Use and specificity of breast cancer antigen/milk protein BA46 for generating anti-self-cytotoxic T lymphocytes by recombinant adeno-associated virus-based gene loading of dendritic cells

Yong Liu, Maurizio Chiriva-Internati, Changxuan You, Rongcheng Luo, Hong You, C. Krishna Prasad, Fabio Grizzi, Everardo Cobos, V. Suzanne Klimberg, Helen Kay, Jawahar L. Mehta, Paul L. Hermonat

Research output: Contribution to journalArticlepeer-review

24 Scopus citations

Abstract

Antigen-targeted immunotherapy is an emerging treatment for breast cancer.
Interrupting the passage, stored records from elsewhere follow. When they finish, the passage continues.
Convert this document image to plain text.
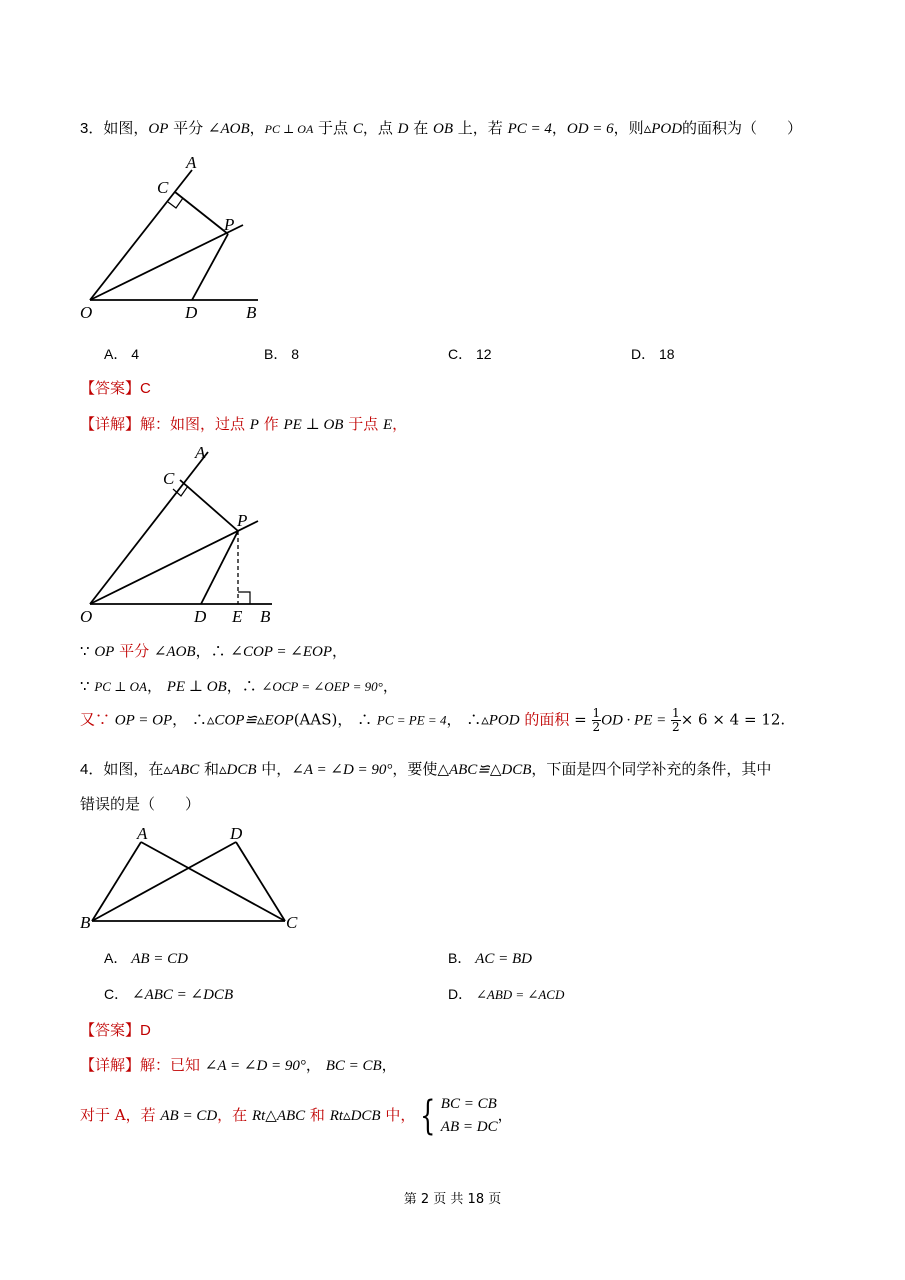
3．如图，OP 平分 ∠AOB，PC ⊥ OA 于点 C，点 D 在 OB 上，若 PC = 4，OD = 6，则▵POD的面积为（　　）
A
C
P
O	D	B
A． 4	B． 8	C． 12	D． 18
【答案】C
【详解】解：如图，过点 P 作 PE ⊥ OB 于点 E，
A
C
P
O	D E B
∵ OP 平分 ∠AOB，∴ ∠COP = ∠EOP，
∵ PC ⊥ OA， PE ⊥ OB，∴ ∠OCP = ∠OEP = 90°，
又∵ OP = OP， ∴▵COP≌▵EOP(AAS)， ∴ PC = PE = 4， ∴▵POD 的面积 = $\frac{1}{2}$ OD · PE = $\frac{1}{2} \times 6 \times 4 = 12$.
4．如图，在▵ABC 和▵DCB 中，∠A = ∠D = 90°，要使△ABC≌△DCB，下面是四个同学补充的条件，其中
错误的是（　　）
A	D
B	C
A． AB = CD	B． AC = BD
C． ∠ABC = ∠DCB	D． ∠ABD = ∠ACD
【答案】D
【详解】解：已知 ∠A = ∠D = 90°， BC = CB，
对于 A，若 AB = CD，在 Rt△ABC 和 Rt▵DCB 中， { BC = CB
AB = DC
，
第 2 页 共 18 页
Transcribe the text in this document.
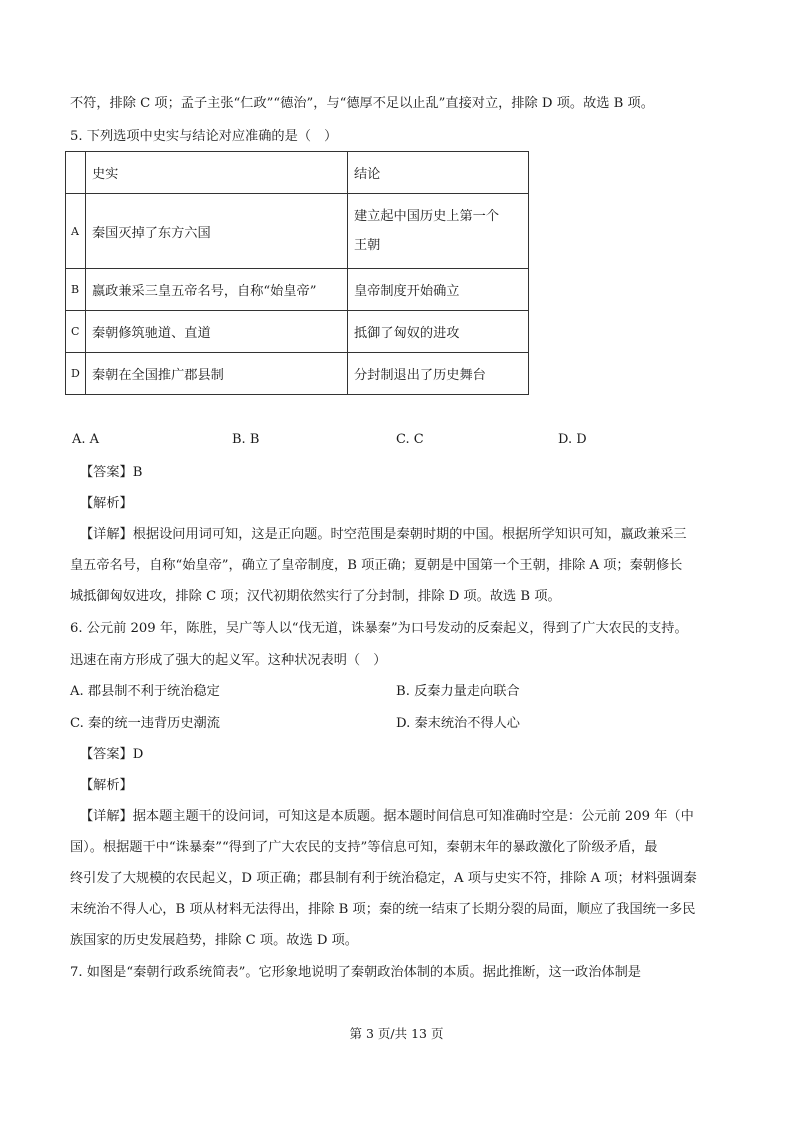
不符，排除 C 项；孟子主张“仁政”“德治”，与“德厚不足以止乱”直接对立，排除 D 项。故选 B 项。
5. 下列选项中史实与结论对应准确的是（　）
	史实	结论
A	秦国灭掉了东方六国	建立起中国历史上第一个
王朝

B	嬴政兼采三皇五帝名号，自称“始皇帝”	皇帝制度开始确立
C	秦朝修筑驰道、直道	抵御了匈奴的进攻
D	秦朝在全国推广郡县制	分封制退出了历史舞台
A. A	B. B	C. C	D. D
【答案】B
【解析】
【详解】根据设问用词可知，这是正向题。时空范围是秦朝时期的中国。根据所学知识可知，嬴政兼采三
皇五帝名号，自称“始皇帝”，确立了皇帝制度，B 项正确；夏朝是中国第一个王朝，排除 A 项；秦朝修长
城抵御匈奴进攻，排除 C 项；汉代初期依然实行了分封制，排除 D 项。故选 B 项。
6. 公元前 209 年，陈胜，吴广等人以“伐无道，诛暴秦”为口号发动的反秦起义，得到了广大农民的支持。
迅速在南方形成了强大的起义军。这种状况表明（　）
A. 郡县制不利于统治稳定	B. 反秦力量走向联合
C. 秦的统一违背历史潮流	D. 秦末统治不得人心
【答案】D
【解析】
【详解】据本题主题干的设问词，可知这是本质题。据本题时间信息可知准确时空是：公元前 209 年（中
国）。根据题干中“诛暴秦”“得到了广大农民的支持”等信息可知，秦朝末年的暴政激化了阶级矛盾，最
终引发了大规模的农民起义，D 项正确；郡县制有利于统治稳定，A 项与史实不符，排除 A 项；材料强调秦
末统治不得人心，B 项从材料无法得出，排除 B 项；秦的统一结束了长期分裂的局面，顺应了我国统一多民
族国家的历史发展趋势，排除 C 项。故选 D 项。
7. 如图是“秦朝行政系统简表”。它形象地说明了秦朝政治体制的本质。据此推断，这一政治体制是
第 3 页/共 13 页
However, useful breast cancer antigens are only found in a subset of cancer patients. BA46, also known as lactadherin, is a membrane-associated glycoprotein that is expressed in most breast cancer cells but not in general hematopoietic cell populations. Moreover, it is much more difficult to generate CTLs against self-antigens. We wished to determine if the use of recombinant adeno-associated virus (rAAV) type 2 vectors for gene-loading of dendritic cells (DCs) could generate rapid, effective cytotoxic T lymphocytes (CTLS) against BA46. We were able to demonstrate that AAV/BA46/Neo-loading of DCs resulted in: (1) BA46 expression in DCs, (2) chromosomal integration of the AAV/BA46/Neo vector within DCs, (3) strong, rapid BA46-specific, MHC class I-restricted CTLs in only 1 week, (4) T-cell populations with significant interferon-γ (IFN-γ) expression but low IL-4 expression, (5) high CD80 and CD86 expression in DCs, and (6) high CD8:CD4 and CD8:CD56 T cell ratios. These data suggest that rAAV-loading of DCs may be useful for immunotherapeutic protocols against self-antigens in addition to viral antigens and that the BA46 antigen is potentially appropriate for cell-mediated immunotherapeutic protocols addressing ductal breast cancer.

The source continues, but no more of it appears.